I have been reluctant to engage in the squabbling over the accuracy of the stimulus job “creation” figures because I believe it is more important to focus attention on the underlying “rob Peter to pay Paul” reality of Washington’s endeavor. As I mentioned yesterday, the government cannot “create” anything without also inflicting economic damage because the money ultimately comes at the expense of the private sector via taxation. There are countless other problems with government job “creation” efforts, including economic miscalculation, inefficiency, waste, etc. — not to mention the immorality of robbing poor Peter.
Yesterday, the White House issued a defense in response to an Associated Press finding that previously released numbers were overstated. The following sentence raised my eyebrow:
The reports are not from the government, but from the very people putting Recovery Act funds to work — governors, mayors, county executives, private businesses and community organizations across the country.
Today the federal government is supposed to release new job creation figures. I believe most of the numbers will originate with state government officials tasked with collecting and reporting jobs “created” with the stimulus dollars that passed through their state. Based on my own experience as an ex–state government employee responsible for collecting and reporting data purporting to show how well state programs were performing, I feel compelled to comment on the accuracy of today’s release.

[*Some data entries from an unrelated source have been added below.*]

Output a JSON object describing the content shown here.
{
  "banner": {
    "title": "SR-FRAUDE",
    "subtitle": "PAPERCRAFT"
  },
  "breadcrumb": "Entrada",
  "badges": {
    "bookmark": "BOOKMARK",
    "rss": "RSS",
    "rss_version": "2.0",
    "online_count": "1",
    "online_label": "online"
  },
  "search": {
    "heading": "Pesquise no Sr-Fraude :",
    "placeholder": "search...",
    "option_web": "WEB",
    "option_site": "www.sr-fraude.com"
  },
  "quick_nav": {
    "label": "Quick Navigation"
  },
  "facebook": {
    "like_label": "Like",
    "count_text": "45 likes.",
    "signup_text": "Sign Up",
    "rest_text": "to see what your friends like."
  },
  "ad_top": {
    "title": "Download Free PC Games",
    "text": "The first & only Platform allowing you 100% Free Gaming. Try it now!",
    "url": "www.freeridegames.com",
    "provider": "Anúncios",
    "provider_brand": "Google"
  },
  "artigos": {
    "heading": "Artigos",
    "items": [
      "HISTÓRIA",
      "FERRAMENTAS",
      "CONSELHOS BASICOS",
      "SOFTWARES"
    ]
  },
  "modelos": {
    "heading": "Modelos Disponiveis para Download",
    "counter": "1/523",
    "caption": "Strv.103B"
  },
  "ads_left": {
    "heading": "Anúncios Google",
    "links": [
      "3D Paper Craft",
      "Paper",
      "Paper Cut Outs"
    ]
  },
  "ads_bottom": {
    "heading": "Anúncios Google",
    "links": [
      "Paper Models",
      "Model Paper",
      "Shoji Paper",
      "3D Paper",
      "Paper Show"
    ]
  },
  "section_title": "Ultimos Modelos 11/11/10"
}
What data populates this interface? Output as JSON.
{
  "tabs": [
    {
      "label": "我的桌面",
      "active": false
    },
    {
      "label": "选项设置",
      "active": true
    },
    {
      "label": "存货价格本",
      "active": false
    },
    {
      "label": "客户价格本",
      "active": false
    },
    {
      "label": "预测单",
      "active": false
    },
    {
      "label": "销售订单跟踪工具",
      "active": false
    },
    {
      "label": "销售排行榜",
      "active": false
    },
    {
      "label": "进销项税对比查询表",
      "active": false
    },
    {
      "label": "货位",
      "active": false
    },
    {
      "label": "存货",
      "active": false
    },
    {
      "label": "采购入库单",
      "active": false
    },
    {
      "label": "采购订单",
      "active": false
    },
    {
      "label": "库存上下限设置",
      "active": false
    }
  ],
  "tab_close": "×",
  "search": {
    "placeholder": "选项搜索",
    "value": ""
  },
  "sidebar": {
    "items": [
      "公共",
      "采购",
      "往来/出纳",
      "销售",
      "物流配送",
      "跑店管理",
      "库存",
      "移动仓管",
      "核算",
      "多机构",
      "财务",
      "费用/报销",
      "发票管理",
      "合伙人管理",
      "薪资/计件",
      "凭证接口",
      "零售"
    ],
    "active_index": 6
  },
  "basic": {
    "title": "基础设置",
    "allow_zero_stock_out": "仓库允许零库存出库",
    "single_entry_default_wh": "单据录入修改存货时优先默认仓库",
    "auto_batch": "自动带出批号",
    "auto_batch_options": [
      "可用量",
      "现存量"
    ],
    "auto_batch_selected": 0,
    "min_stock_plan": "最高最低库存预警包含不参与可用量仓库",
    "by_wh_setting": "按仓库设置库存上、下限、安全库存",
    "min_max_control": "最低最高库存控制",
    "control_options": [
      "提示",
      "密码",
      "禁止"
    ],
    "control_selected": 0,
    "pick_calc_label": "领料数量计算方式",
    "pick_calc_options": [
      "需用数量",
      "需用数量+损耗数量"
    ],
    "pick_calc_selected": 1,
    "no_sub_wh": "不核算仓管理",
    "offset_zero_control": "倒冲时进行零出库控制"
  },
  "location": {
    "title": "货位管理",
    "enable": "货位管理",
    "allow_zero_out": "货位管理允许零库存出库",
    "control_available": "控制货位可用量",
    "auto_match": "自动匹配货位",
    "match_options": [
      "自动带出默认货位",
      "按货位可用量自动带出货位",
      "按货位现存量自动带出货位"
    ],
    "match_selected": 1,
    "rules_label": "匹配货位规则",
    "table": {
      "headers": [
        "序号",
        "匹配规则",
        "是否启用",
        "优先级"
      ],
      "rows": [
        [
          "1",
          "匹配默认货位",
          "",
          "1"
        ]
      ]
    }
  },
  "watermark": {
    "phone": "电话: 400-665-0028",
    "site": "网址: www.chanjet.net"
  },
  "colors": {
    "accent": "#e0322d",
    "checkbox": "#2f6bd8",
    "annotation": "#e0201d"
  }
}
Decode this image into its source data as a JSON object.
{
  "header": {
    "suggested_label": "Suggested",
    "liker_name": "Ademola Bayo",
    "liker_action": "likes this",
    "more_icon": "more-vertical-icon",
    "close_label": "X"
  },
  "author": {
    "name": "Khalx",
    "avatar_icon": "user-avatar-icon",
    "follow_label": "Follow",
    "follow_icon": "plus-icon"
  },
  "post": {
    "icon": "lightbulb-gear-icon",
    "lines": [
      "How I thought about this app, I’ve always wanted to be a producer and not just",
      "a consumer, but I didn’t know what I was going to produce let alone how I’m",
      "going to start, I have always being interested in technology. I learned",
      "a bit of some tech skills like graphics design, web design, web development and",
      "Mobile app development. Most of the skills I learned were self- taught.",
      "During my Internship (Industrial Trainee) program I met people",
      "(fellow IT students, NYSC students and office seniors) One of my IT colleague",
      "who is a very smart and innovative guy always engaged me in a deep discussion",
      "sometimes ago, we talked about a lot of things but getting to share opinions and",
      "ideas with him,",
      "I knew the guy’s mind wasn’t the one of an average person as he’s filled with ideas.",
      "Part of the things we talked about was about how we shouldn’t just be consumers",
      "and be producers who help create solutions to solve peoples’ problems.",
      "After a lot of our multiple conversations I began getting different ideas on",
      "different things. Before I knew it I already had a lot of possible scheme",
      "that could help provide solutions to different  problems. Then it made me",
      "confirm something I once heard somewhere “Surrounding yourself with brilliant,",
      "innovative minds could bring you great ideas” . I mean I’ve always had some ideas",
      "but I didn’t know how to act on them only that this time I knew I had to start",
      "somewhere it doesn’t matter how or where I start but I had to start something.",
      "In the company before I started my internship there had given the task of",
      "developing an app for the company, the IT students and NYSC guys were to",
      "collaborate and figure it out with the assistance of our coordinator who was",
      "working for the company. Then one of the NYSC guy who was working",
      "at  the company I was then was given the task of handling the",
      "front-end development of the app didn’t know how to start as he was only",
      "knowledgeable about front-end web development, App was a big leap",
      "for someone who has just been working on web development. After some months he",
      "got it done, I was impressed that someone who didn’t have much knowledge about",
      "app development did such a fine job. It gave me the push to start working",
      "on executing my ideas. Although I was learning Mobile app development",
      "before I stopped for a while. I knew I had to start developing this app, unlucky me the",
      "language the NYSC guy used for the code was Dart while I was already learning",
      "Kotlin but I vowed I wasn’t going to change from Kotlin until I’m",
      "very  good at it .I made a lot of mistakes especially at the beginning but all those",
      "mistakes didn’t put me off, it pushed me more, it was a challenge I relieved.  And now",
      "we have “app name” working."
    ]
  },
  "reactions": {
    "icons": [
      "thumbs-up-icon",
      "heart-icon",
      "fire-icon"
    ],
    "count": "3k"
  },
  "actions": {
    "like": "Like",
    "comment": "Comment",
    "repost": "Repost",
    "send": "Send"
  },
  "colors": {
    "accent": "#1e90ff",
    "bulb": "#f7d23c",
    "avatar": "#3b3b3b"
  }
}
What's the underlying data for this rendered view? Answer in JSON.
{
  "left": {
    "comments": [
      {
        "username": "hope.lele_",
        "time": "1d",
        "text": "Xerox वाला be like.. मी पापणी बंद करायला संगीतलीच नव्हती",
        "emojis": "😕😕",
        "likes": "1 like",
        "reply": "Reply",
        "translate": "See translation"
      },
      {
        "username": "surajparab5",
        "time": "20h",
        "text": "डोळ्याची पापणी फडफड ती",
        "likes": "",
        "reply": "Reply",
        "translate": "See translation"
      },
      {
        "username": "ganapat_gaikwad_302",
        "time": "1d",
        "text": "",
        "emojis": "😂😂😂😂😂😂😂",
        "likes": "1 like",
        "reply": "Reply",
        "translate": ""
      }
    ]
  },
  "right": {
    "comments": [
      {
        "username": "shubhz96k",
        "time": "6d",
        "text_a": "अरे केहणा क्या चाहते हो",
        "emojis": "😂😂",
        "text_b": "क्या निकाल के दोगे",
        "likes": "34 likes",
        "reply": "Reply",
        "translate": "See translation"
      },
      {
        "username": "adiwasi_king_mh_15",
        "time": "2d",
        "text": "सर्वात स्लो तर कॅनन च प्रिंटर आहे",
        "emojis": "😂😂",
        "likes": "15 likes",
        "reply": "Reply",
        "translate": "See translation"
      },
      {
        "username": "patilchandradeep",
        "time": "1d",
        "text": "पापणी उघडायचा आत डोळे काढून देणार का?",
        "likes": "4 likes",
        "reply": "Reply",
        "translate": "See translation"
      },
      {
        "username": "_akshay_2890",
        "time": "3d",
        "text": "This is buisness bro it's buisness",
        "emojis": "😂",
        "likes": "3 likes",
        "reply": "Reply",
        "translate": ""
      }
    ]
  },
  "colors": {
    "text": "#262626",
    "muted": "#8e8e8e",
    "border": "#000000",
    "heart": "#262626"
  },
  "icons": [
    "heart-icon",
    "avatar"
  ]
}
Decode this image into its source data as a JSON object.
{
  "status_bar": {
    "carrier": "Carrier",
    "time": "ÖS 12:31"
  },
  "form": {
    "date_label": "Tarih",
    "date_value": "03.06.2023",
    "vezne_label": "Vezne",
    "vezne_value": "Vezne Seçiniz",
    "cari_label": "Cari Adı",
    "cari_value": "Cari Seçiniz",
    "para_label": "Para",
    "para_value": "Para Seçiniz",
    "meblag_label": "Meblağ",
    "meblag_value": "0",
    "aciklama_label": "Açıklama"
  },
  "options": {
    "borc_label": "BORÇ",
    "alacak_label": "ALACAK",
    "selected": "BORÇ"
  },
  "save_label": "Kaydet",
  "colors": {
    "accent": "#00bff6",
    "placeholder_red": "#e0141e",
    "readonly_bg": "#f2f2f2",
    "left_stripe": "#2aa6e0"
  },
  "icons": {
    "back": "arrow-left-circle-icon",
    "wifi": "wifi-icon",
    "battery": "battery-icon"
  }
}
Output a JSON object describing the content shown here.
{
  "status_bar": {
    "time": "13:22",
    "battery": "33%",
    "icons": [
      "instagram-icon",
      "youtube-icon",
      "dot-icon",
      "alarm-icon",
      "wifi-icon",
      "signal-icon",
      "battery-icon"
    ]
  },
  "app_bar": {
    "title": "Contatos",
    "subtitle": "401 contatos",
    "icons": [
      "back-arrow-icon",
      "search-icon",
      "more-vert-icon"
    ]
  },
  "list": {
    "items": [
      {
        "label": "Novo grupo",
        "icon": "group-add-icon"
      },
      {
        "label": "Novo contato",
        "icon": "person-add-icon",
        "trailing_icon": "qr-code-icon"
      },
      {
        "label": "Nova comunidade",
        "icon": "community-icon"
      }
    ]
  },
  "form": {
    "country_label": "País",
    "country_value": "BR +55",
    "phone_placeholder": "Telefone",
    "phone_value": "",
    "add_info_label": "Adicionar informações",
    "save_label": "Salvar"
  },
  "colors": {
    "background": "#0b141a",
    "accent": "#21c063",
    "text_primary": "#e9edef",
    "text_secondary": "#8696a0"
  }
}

Not only will today’s state‐reported numbers be impossible to prove, they will be flush with erroneous, deceptive, and as Reason’s Sam Staley says, bogus claims. As Sam notes:
The numbers of jobs created or “saved” are simply counts provided by state agencies spending stimulus money. They simply record the number of people hired under the contract or for the project. They are not the result of investigative follow up, or a consistent methodology for identifying real jobs created or saved. (Indeed, these methodological problems have plagued economic development program evaluations for decades as states have claimed jobs were created by various tax incentive programs but no real way to verify the accuracy of the numbers.)
When I worked in Indiana’s state Office of Management and Budget, part of my job was to collect “performance measures” from state agencies. The idea was to offer Indiana taxpayers the appearance that the governor was holding state agencies accountable for how they spent money. In reality, we had no idea if the numbers state agencies gave us were accurate. There were no audits, and once the agencies figured out the whole effort was really a political gimmick, they often just gave us self‐serving nonsense. Nonetheless, the numbers were pawned off on the public because it served political ends.
The Obama administration will continue to trumpet the number of jobs the stimulus package “created.” It will brag that the government’s efforts were not only successful, but that they were conducted with unprecedented transparency and accountability. But taxpayers and citizens should not buy into these claims. The stimulus jobs report is simply political theater: a charade intended to maintain public support for, or acquiescence to, Washington’s multiplying encroachments.